Pretty Standard

Kids in America

I’m a little surprised this article on the British teen show Skins didn’t once mention the words “gossip” or “girl.”  The show was born when a TV producer’s son pointed out the problem with most dramas about teenagers:

“He said that being a teenager, by definition, means behaving badly, having sex, flirting with drink and drugs,” Mr. Elsley said, and all teenage dramas either pretend such things don’t happen or make sure that if they do, “people die as a consequence.”

So Skins, wisely, goes in the opposite direction — it plays the Carla Bruni, if you’ll forgive a geographically faulty metaphor, to Gossip Girl’s Laura Bush.

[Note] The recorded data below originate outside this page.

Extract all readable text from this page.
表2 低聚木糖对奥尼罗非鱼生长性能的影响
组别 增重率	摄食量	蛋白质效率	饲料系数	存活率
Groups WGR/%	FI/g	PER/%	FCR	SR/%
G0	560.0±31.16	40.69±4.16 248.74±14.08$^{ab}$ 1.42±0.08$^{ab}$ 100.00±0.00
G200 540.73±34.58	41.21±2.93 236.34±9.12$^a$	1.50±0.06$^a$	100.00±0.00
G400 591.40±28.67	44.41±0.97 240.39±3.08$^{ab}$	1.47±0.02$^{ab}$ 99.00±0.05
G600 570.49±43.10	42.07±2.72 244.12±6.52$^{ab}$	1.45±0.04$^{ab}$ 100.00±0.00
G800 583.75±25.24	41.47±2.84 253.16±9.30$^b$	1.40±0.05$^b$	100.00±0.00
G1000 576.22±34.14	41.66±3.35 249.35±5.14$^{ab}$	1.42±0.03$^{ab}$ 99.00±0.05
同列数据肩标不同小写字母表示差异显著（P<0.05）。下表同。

In the pilot, for example, Tony, the show’s main instigator of drinking and underage sex, takes a break from party planning to try out for the high school chorus. On Gossip Girl, the audition would have been presented as evidence of Tony’s deep-seated hypocricy. You’d hear his voice piping angelically over a montage of flashbacks in which he, say, molested someone in the Campbell Apartment and then drugged Serena to make her miss the SATs.

“Skins,” on the other hand, plays the scene completely straight. As Tony sings “On the Street Where You Live,” all the girls around him start to giggle because they think he’s cute, the point being that they’re right, he IS cute, and he has a nice voice, and generally the world is a better place when we can all just appreciate British guys with dramatic eyebrows singing songs from old musicals without tossing on a ton of subtext about how if you have premarital sex you’ll probably wind up dead.

(This is all particularly refreshing, by the way, if you find the new Gossip Girl ads incredibly irritating. Like, the Parents Television Council thinks you’re bad? Wow, you must be truly wicked — they haven’t been this upset since the third season of Friends.)